Tribunal fédéral
Notion de participation à une rixe
La réalisation de l’élément constitutif de la rixe (art. 133 CP) dépend principalement de la volonté de l’auteur à participer à une bagarre impliquant plus de trois personnes. Aussi, le simple fait de prendre activement part à la dispute en acceptant l’éventualité qu’un troisième protagoniste s’y joigne suffit. La lésion corporelle ou la mort ne représentent qu’une condition objective de punissabilité. Il n’est, de ce fait, pas nécessaire que l’auteur ait accepté l’issue de la rixe.

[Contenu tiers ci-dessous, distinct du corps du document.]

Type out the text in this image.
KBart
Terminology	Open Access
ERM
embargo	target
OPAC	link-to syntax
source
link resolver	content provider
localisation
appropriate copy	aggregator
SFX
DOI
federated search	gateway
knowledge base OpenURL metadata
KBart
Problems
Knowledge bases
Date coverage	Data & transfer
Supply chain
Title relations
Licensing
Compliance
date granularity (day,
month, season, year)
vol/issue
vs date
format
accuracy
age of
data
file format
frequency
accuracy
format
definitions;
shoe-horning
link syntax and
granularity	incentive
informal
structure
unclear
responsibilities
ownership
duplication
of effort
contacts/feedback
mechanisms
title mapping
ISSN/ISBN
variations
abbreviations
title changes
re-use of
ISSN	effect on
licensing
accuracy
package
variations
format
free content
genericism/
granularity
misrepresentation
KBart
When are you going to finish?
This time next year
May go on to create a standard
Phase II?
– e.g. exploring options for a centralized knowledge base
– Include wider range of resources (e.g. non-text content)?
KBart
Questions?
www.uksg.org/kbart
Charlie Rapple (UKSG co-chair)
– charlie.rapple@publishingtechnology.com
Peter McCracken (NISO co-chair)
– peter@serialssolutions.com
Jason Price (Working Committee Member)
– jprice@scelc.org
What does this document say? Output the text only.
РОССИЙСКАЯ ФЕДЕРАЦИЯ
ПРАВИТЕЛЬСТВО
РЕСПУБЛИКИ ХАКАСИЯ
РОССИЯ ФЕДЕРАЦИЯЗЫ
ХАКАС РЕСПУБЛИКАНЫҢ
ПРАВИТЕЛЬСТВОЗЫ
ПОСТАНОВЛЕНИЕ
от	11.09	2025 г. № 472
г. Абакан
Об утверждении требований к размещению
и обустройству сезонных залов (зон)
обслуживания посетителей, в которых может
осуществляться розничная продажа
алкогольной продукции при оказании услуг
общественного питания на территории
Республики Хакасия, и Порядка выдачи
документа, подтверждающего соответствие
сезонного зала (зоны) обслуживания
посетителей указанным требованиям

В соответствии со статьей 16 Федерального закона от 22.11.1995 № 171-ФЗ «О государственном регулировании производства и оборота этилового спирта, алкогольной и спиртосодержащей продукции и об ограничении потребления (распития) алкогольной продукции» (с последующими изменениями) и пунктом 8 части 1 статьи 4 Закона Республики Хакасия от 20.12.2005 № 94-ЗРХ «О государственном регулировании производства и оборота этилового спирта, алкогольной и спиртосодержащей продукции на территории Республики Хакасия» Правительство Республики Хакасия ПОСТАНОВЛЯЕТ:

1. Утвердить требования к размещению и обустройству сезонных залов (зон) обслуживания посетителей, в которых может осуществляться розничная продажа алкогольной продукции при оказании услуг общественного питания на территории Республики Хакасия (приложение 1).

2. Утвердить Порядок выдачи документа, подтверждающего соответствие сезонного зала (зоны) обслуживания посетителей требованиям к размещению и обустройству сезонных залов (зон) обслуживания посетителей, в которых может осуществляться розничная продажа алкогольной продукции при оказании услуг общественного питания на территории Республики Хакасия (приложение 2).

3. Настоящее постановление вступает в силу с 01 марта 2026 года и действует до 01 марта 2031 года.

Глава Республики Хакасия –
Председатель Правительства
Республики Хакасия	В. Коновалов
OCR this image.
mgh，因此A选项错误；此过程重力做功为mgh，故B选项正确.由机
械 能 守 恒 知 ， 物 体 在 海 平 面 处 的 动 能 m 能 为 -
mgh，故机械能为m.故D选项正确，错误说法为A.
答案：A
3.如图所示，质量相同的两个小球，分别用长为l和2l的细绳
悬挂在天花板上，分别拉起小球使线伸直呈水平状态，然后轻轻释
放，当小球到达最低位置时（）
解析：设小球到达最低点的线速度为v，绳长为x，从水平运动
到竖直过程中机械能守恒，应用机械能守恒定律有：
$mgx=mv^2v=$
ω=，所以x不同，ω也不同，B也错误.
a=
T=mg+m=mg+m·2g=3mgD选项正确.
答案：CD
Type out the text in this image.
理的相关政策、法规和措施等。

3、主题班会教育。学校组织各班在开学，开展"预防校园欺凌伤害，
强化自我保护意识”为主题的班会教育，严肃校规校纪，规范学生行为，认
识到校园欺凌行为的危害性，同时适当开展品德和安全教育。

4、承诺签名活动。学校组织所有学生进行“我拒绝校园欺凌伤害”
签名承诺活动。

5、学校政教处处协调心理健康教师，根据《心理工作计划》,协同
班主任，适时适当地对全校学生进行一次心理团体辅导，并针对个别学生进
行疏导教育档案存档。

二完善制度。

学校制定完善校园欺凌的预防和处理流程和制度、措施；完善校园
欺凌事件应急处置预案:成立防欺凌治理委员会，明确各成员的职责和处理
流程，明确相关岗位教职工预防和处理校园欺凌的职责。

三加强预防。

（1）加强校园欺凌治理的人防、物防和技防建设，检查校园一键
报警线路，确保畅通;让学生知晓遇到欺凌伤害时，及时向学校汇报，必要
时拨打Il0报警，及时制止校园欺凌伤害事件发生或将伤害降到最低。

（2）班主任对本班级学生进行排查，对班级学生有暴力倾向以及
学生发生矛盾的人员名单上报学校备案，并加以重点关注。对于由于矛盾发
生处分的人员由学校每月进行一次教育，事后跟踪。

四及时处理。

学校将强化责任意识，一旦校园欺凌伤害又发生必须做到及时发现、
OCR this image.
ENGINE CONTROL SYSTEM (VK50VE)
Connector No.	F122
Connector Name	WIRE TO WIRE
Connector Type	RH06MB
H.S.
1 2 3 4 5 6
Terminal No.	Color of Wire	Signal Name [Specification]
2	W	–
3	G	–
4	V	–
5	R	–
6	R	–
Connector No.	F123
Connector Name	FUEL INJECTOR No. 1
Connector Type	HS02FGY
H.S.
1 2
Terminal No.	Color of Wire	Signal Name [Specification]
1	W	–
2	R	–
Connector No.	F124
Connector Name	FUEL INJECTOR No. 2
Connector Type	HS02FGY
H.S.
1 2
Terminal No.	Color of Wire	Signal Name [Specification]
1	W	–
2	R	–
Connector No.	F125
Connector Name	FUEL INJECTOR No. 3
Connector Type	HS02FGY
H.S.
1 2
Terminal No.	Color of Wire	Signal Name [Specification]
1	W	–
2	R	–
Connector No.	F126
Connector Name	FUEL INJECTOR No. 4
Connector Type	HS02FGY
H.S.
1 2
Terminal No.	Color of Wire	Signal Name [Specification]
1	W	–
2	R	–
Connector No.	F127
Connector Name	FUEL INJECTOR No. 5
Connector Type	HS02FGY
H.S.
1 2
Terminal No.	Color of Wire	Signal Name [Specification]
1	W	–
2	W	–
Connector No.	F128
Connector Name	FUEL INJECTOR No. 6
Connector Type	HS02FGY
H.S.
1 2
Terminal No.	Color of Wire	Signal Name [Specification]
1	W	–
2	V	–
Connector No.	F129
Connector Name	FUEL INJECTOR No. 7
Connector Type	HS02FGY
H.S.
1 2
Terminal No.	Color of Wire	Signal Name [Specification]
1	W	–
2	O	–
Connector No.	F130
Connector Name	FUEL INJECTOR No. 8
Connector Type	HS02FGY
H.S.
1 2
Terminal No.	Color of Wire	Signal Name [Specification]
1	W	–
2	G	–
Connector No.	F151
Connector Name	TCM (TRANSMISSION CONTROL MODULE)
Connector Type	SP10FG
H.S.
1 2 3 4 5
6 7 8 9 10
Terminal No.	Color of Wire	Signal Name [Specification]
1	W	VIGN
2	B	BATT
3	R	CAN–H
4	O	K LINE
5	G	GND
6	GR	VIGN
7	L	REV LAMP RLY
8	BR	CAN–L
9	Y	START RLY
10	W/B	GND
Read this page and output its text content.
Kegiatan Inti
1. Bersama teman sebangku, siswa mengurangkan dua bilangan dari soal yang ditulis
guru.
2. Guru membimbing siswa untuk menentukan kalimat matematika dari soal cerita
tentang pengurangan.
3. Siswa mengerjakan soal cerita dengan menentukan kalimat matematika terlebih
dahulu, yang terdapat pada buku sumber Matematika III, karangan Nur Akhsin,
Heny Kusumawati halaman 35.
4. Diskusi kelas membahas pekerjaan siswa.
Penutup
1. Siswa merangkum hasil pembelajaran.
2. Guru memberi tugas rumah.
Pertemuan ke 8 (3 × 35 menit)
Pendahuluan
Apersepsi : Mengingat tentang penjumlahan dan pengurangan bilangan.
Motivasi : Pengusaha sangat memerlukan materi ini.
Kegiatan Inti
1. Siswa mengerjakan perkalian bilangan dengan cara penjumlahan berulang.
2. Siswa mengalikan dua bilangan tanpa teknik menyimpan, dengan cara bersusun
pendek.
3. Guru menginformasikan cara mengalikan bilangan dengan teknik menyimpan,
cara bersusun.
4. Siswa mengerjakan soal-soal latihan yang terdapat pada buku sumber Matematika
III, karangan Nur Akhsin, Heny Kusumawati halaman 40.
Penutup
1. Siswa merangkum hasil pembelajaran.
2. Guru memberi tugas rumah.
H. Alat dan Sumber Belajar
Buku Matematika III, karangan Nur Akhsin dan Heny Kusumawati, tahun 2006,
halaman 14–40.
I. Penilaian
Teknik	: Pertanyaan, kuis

Une bagarre aboutissant sur de simples voies de faits ne saurait être qualifiée de rixe, d’où l’importance de procéder au difficile distinguo entre voies de fait (art. 126 CP) et lésions corporelles simples (123 CP) en évaluant la violence des coups apportés ou la douleur ressentie.
(6B_782/2020 du 7.1.2021)
Contrainte sexuelle et violence structurelle
Ayant pour but de protéger la détermination en matière sexuelle, l’article 189 CP réprime les pressions d’ordre psychologique ayant pour effet de mettre la victime hors d’état de résister. L’auteur de l’infraction doit ici savoir que la victime n’était pas consentante ou accepter l’éventualité que tel soit le cas, cet élément pouvant être présumé plus fortement en fonction du jeune âge de la victime et sa dépendance sociale. L’appréciation de l’autorité de plusieurs critères dont l’infériorité cognitive et la dépendance sociale et émotionnelle revêt ainsi toute son importance pour établir l’existence de violence structurelle. Les motivations égoïstes, l’absence de repentir sont à même de supprimer l’atténuation de la culpabilité en raison de la responsabilité restreinte de l’auteur.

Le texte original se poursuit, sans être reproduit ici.